Cornered, the Workers’ Party is engendering a new narrative that is very likely to foster a new trend of leftist populism in the region, in which the losers, whose ranks have grown rapidly and greatly, may take him back to power in 2018, when a new presidential election will occur. According to the polls (November 2017), Lula is leading with 35-36% of support nationwide.

My feeling is that leftist populisms of many sorts will be competing with right wing populists

But he is not alone in the race. Jair Bolsonaro, representing the extreme far-right, is running second in the polls, with 13%-18%. He has shown himself to be the great novelty in this electoral dispute, gaining prominence at a time of economic and political crisis – this despite the reputation of brutality, vulgarity, and violence that he has been forging ever since his election to the Chamber of Deputies in the 1990s, having begun his political career in Rio de Janeiro.
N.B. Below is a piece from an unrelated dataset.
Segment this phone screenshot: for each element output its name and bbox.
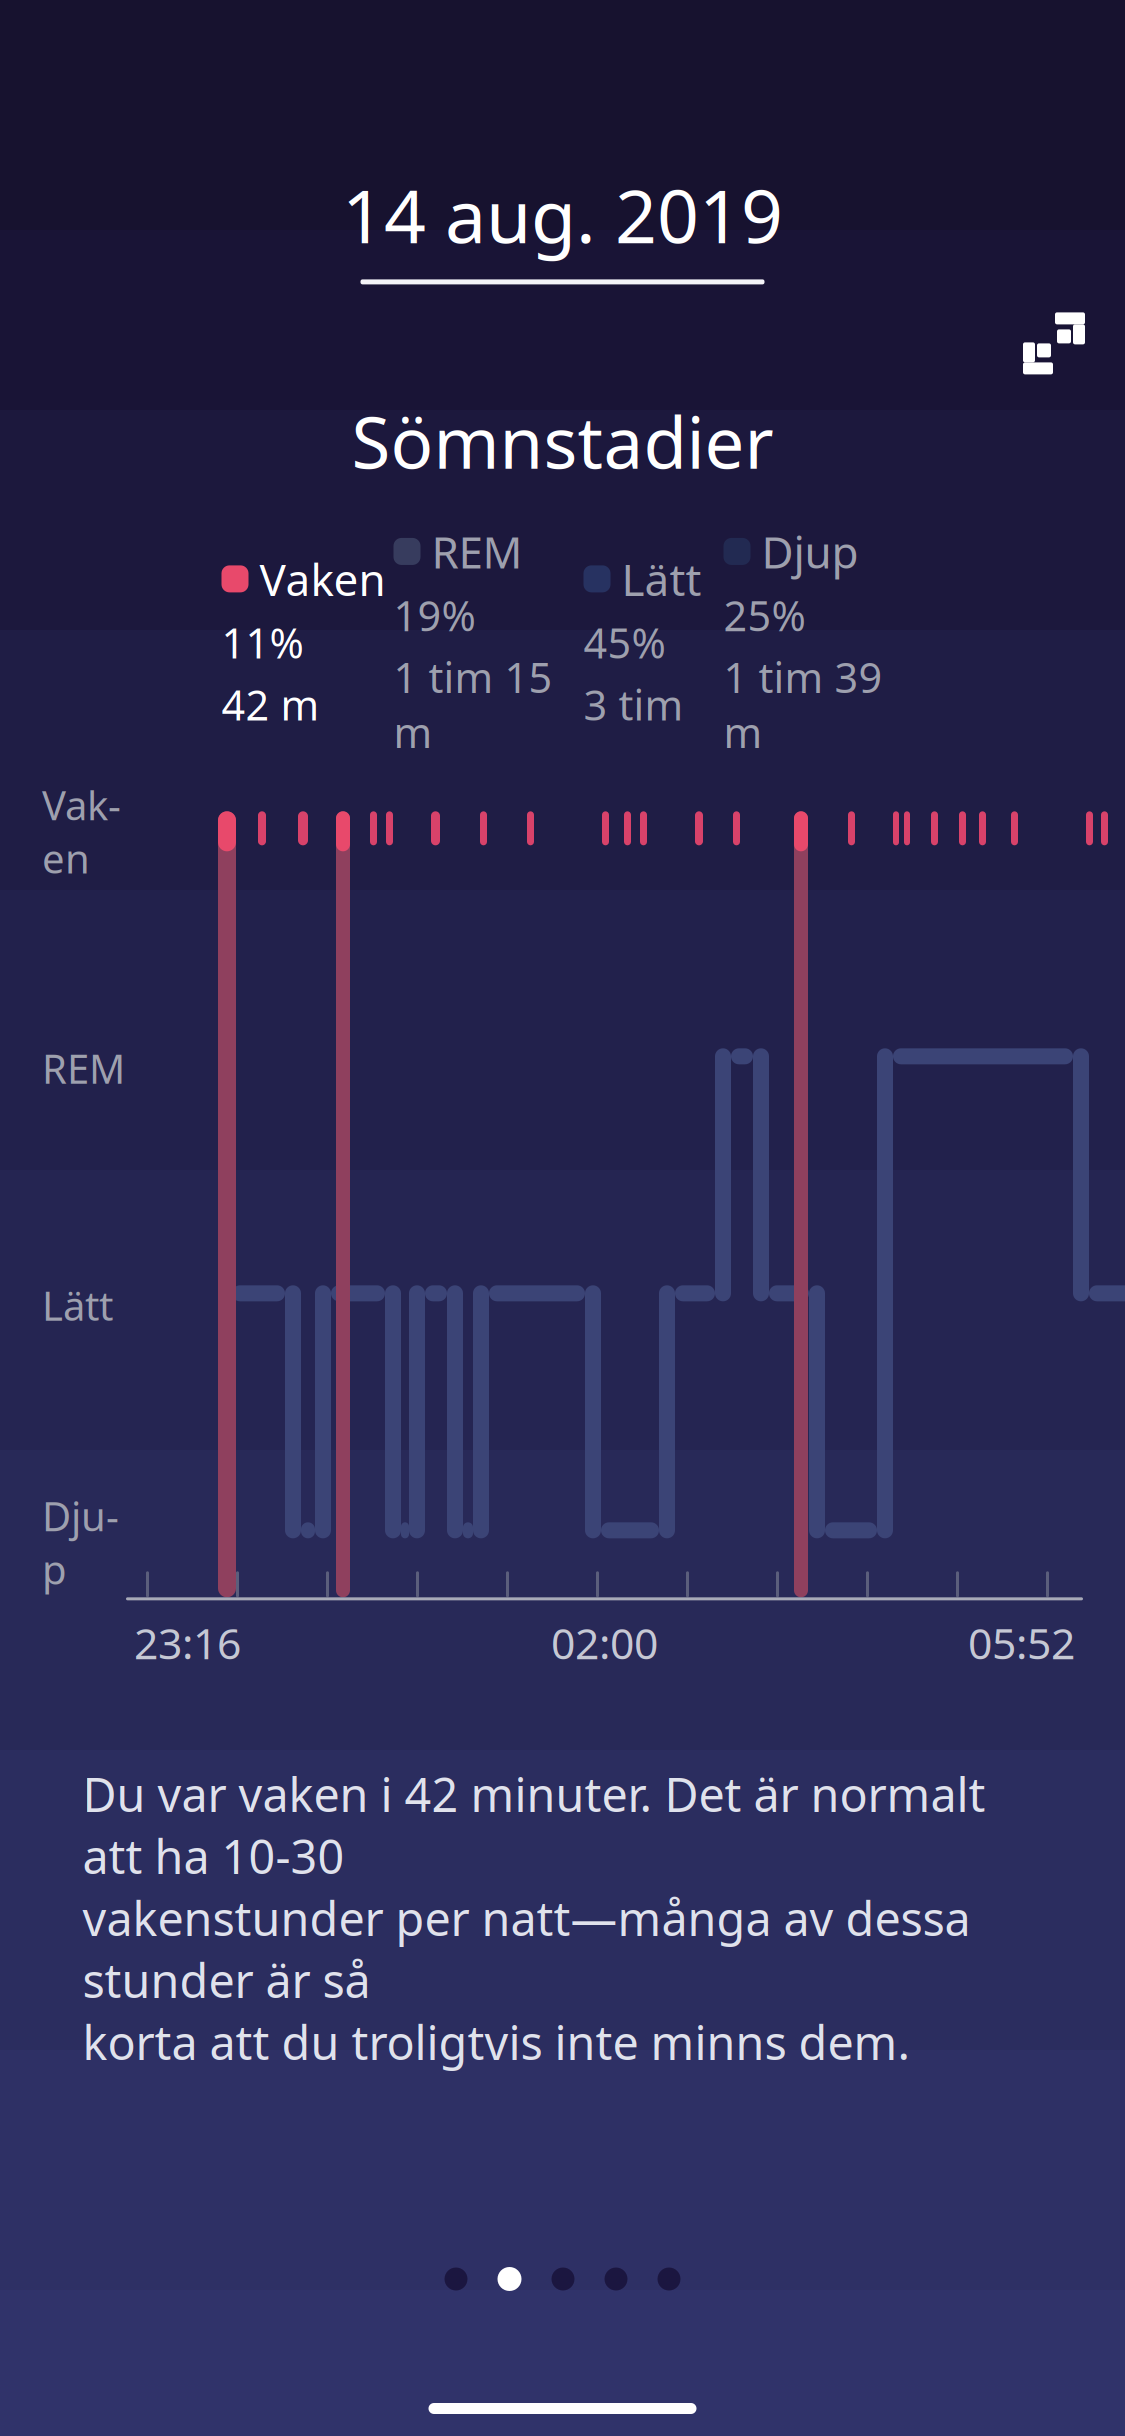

Bolsonaro defends fascist stances. He openly supports the death penalty, backs the “bullet lobby” and believes that the Brazilian dictatorship’s greatest mistake was having tortured too many and killed too few. Bolsonaro is racist, homophobic, pro-life, and sexist, unabashedly calling for lower salaries for women because they get pregnant. He opposes pro-human rights policies; he has said that the military police responsible for the 1992 Carandiru Prison massacre, where 111 inmates were killed, should have taken the opportunity to kill a thousand criminals. And when he was challenged on these vile positions by Maria do Rosário, his colleague in the Chamber and Minister of Human Rights under Dilma Rousseff, who spoke out against his inciting violence, he retorted publicly that he wouldn’t rape her only because she wasn’t worth it, and proceeded to call her a slut. A man who sighs for the military and authoritarian rule, he used his vote for the impeachment of then-president Dilma Rousseff to pay a public tribute to Colonel Ustra, who confessed to torturing Rousseff when she was a revolutionary militant captured by the regime.

This grotesque figure has made headlines in the national and international press. His stances, however, seem to be not only distant from, but frontally opposed to what Brazilians truly believe. A recent survey (from the second semester de 2017), conducted by the Instituto Big Data (2017) for the liberal-leaning Movimento Agora! indicates that 2/3 believe that human rights should apply to all, criminals included. A similar share supported same-sex marriage, while 57.2% were favorable to racial quotas at public universities, a positive and just form of addressing racism.

Apart from railing against everything and everyone and spreading hate speech, it is difficult to say what Bolsonaro would do if elected president. For the moment, he has limited himself to a manifesto in which he claims to be gathering thinkers and specialists to put together a presumptively orthodox platform. This has proved insufficient to stanch the clear rejection of his candidacy from economic and financial elites, which spurn his excesses of interventionism and nationalism and judge him unprepared to carry on their agenda of liberal reforms. 

The fact remains, however, that the widespread violence that rules social relations in Brazil – with homicide rates of young people, black people, and women far outstripping those in countries at war – ultimately favors those who position themselves as “saviors,” strongmen who would wield power and repression. On this score, the Big Data survey offers a measure of hope; it indicates that 72.8% of Brazilians reject this sort of “hero.”

It is high time to broaden our analysis and examine how these multiple forms of populisms may threaten our common future. My feeling is that leftist populisms of many sorts will be competing with right wing populists. This said, nothing can be taken for granted. Our role as progressive intellectuals is to contribute to clarify what is at stake and propose a new way forward.